"The British government has learned that Saddam Hussein recently sought significant quantities of uranium in Africa."
Does anyone really believe anything would be different if President Bush had never uttered those 16 words in his State of the Union address on Jan. 28?
By then, Bush had all he needed to lead the nation into a war with Iraq. The United Nations Security Council had voted in December to hold Iraq in violation of its disarmament orders. Both houses of the U.S. Congress had folded and approved war resolutions in October with little serious debate. There was a consensus among U.S. and allied intelligence agencies that Iraq possessed chemical and biological weapons. The debate at the time centered on Bush's "rush to war" - whether U.N. weapons inspectors should be given more time to search for weapons of mass destruction, not on whether Saddam Hussein had them. Even opponents of the war assumed he did.
So why have Washington and, especially, the prowar Democratic presidential candidates, gone bonkers over Bush's 16 words? Democrats are calling for congressional hearings on whether Bush led the nation to war under false pretenses. Who can blame them? For the first time President Bush is on the defensive, and on national security, of all things. Until recently, the president had seemed untouchable on that issue. But now Democrats have found a gap in his armor - his credibility at home and abroad, coupled with the postwar mess in Iraq where U.S. soldiers suddenly find themselves in a guerrilla war. If nothing else, it provides the prowar Democratic presidential candidates - Sens. John Kerry of Massachusetts, John Edwards of North Carolina and Joe Lieberman of Connecticut and U.S. Rep. Dick Gephardt of Missouri - an opportunity to try to make amends with antiwar Democratic activists.
Bush brought it all on himself, and his passing reference to that disputed British intelligence nugget was the least of his mistakes. The White House now says that line should never have made it into the president's State of the Union address. The CIA has been unable to verify the British report, which was in part based on forged documents, and persuaded the White House to drop any reference to it in a speech the president made in October. The mystery now is how it found its way into the State of the Union address three months later.

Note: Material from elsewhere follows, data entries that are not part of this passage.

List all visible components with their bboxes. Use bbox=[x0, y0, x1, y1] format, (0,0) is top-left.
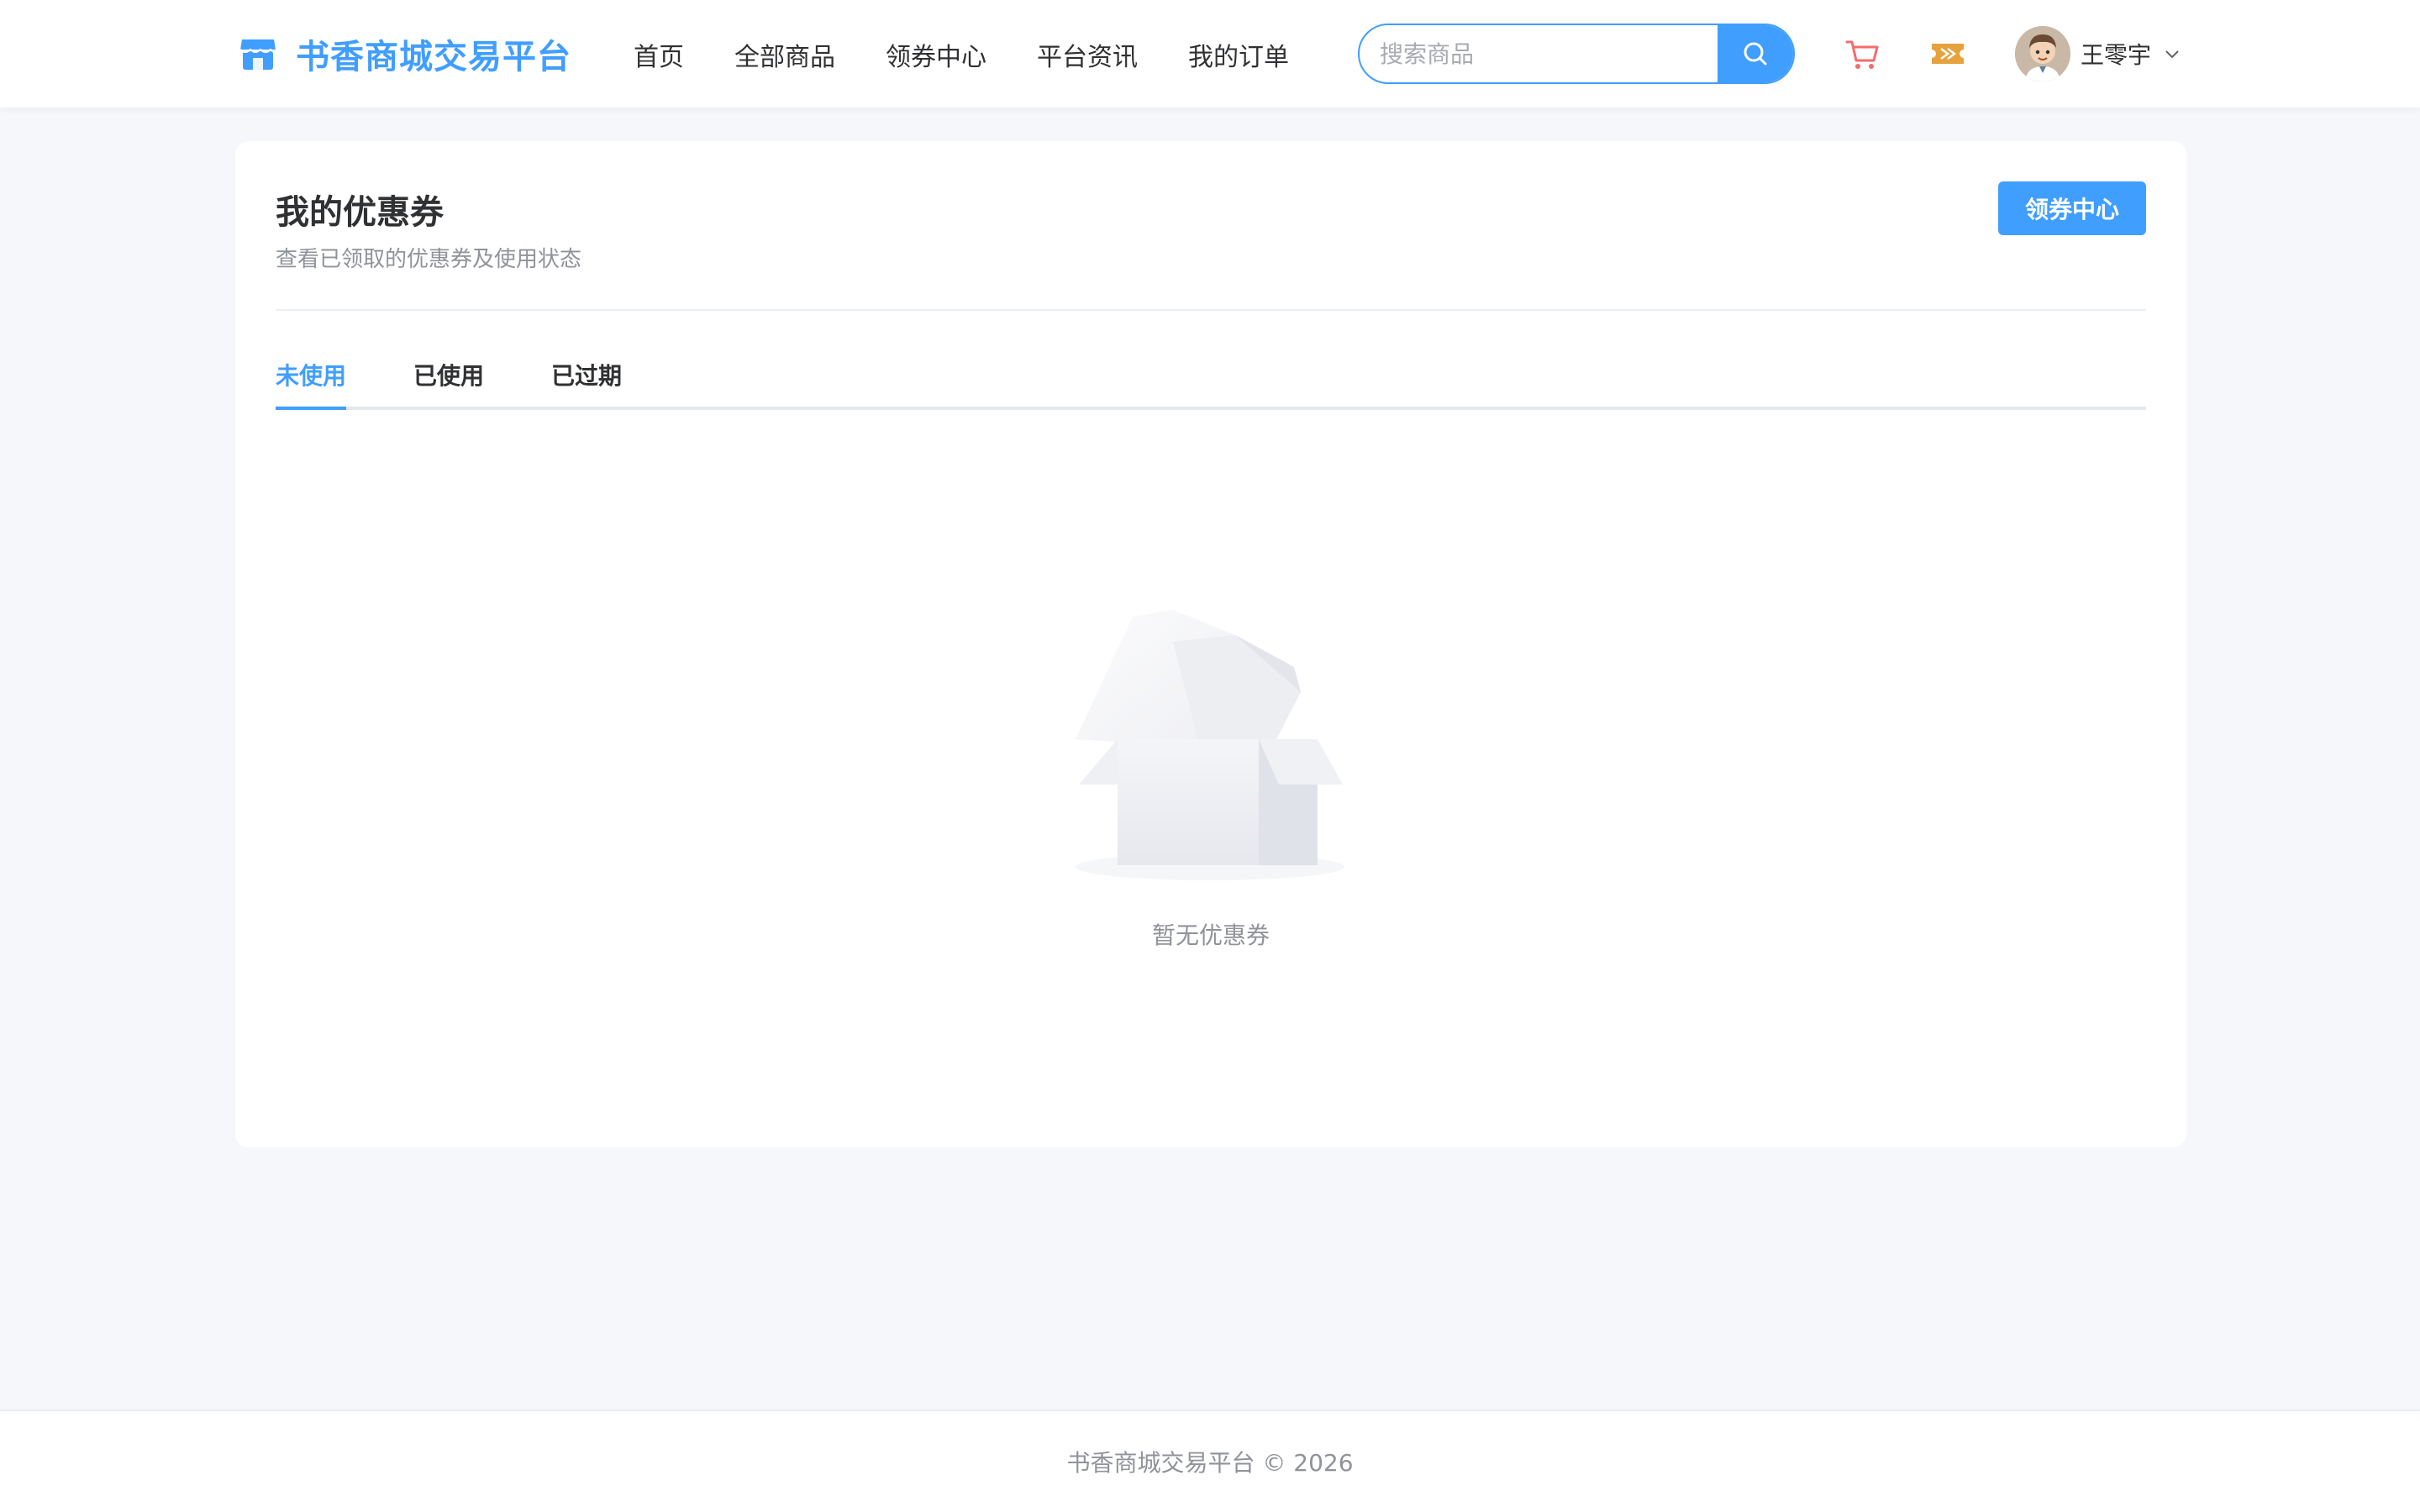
coupon-icon bbox=[1932, 44, 1964, 64]
cart-button[interactable] bbox=[1844, 35, 1881, 72]
page-subtitle: 查看已领取的优惠券及使用状态 bbox=[276, 247, 582, 272]
coupon-tabs: 未使用 已使用 已过期 bbox=[276, 358, 2146, 410]
main-nav: 首页 全部商品 领券中心 平台资讯 我的订单 bbox=[634, 34, 1339, 76]
user-menu[interactable]: 王零宇 bbox=[2015, 25, 2181, 82]
search-icon bbox=[1744, 42, 1767, 66]
search-input[interactable] bbox=[1360, 25, 1718, 82]
nav-my-orders[interactable]: 我的订单 bbox=[1188, 36, 1289, 73]
tab-unused[interactable]: 未使用 bbox=[276, 358, 346, 410]
page-title: 我的优惠券 bbox=[276, 193, 444, 232]
chevron-down-icon bbox=[2165, 50, 2179, 59]
top-header: 书香商城交易平台 首页 全部商品 领券中心 平台资讯 我的订单 搜索商品 王零宇 bbox=[0, 0, 2420, 108]
tabs-baseline bbox=[276, 407, 2146, 410]
cart-icon bbox=[1845, 40, 1879, 69]
coupon-center-button[interactable]: 领券中心 bbox=[1998, 181, 2146, 235]
nav-news[interactable]: 平台资讯 bbox=[1037, 36, 1138, 73]
brand-name: 书香商城交易平台 bbox=[296, 38, 571, 76]
footer-copyright: 书香商城交易平台 © 2026 bbox=[1066, 1449, 1354, 1477]
tab-expired[interactable]: 已过期 bbox=[551, 358, 622, 410]
empty-box-illustration bbox=[1076, 610, 1344, 880]
search-bar bbox=[1358, 24, 1795, 84]
coupon-button[interactable] bbox=[1929, 35, 1966, 72]
coupon-card: 我的优惠券 查看已领取的优惠券及使用状态 领券中心 未使用 已使用 已过期 暂无… bbox=[235, 141, 2186, 1147]
search-button[interactable] bbox=[1718, 25, 1793, 82]
avatar bbox=[2015, 26, 2070, 81]
divider bbox=[276, 309, 2146, 311]
store-icon bbox=[239, 39, 276, 70]
nav-all-products[interactable]: 全部商品 bbox=[734, 36, 835, 73]
user-name: 王零宇 bbox=[2081, 41, 2152, 69]
nav-home[interactable]: 首页 bbox=[634, 36, 684, 73]
empty-state-text: 暂无优惠券 bbox=[1151, 921, 1270, 949]
tab-used[interactable]: 已使用 bbox=[413, 358, 484, 410]
brand-logo[interactable]: 书香商城交易平台 bbox=[239, 32, 571, 76]
nav-coupon-center[interactable]: 领券中心 bbox=[886, 36, 986, 73]
active-tab-indicator bbox=[276, 407, 346, 410]
footer: 书香商城交易平台 © 2026 bbox=[0, 1410, 2420, 1512]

The White House has some explaining to do if it is to repair its credibility.
The Niger-uranium story is not the only questionable part of the administration's case for war. Administration officials didn't have to politicize and hype the intelligence information on the Iraqi threat, but they did. They didn't have to try to link Saddam Hussein to al-Qaida terrorists without credible evidence, but they did. They didn't have to try to make it appear that Iraq was on the verge of developing nuclear weapons, but they did. They didn't have to portray Iraq as an imminent threat when, as it now appears, it wasn't, but they did.
The Democrats who supported the war also have some explaining to do. They want to have it both ways - complaining that they were given faulty or misleading information from the administration but insisting that they stand by their votes. According to a Washington Post story, John Kerry has escalated his criticisms of Bush's prewar claims about the threat Iraq posed and his handling of the U.S. occupation. But Kerry does not regret his vote for regime change: "I have no question about the decision I made." Dick Gephardt said the nuclear arguments had nothing to do with his vote for the pre-emptive war, but now he's calling for a congressional investigation of Bush's prewar claim that Iraq was trying to develop nuclear weapons. Joe Lieberman also wants an investigation but insists he had all the information he needed to support the war when he cast his vote.
They seem to be saying all the things they're hammering Bush on would have been irrelevant to their votes for war. They may have a point.
After all, most of the questionable arguments for going to war - Iraq's alleged link to al-Qaida, its efforts to procure African uranium, among others - had been widely disputed before the war. So what's new? What was not widely disputed at the time was that Saddam Hussein possessed weapons of mass destruction and the means to produce them - a conclusion shared by former President Bill Clinton.
The Democrats, meanwhile, found themselves in an awkward situation last week. Tony Blair, one of their favorite liberals, was in Washington to address Congress, where he received a rousing welcome, and provide the president with political cover on Iraq. The British prime minister, who is taking a political pounding back home where he is accused of being Bush's partner in deception, stood by his man - and by the British intelligence information Bush probably wishes he had never heard of.
Standing shoulder to shoulder with Bush at a White House news conference, Blair said in response to a question: "The British intelligence that we have we believe is genuine. We stand by that intelligence."
So how do Democrats get off bashing George W. Bush and cheering Tony Blair, both of whom stand accused - Bush in Congress and Blair in the House of Commons - of misrepresenting the threat posed by Iraq?
Blair must envy Bush. The prime minister's life would be a lot easier these days if his own critics were as incoherent as the Democratic contortionists in Washington.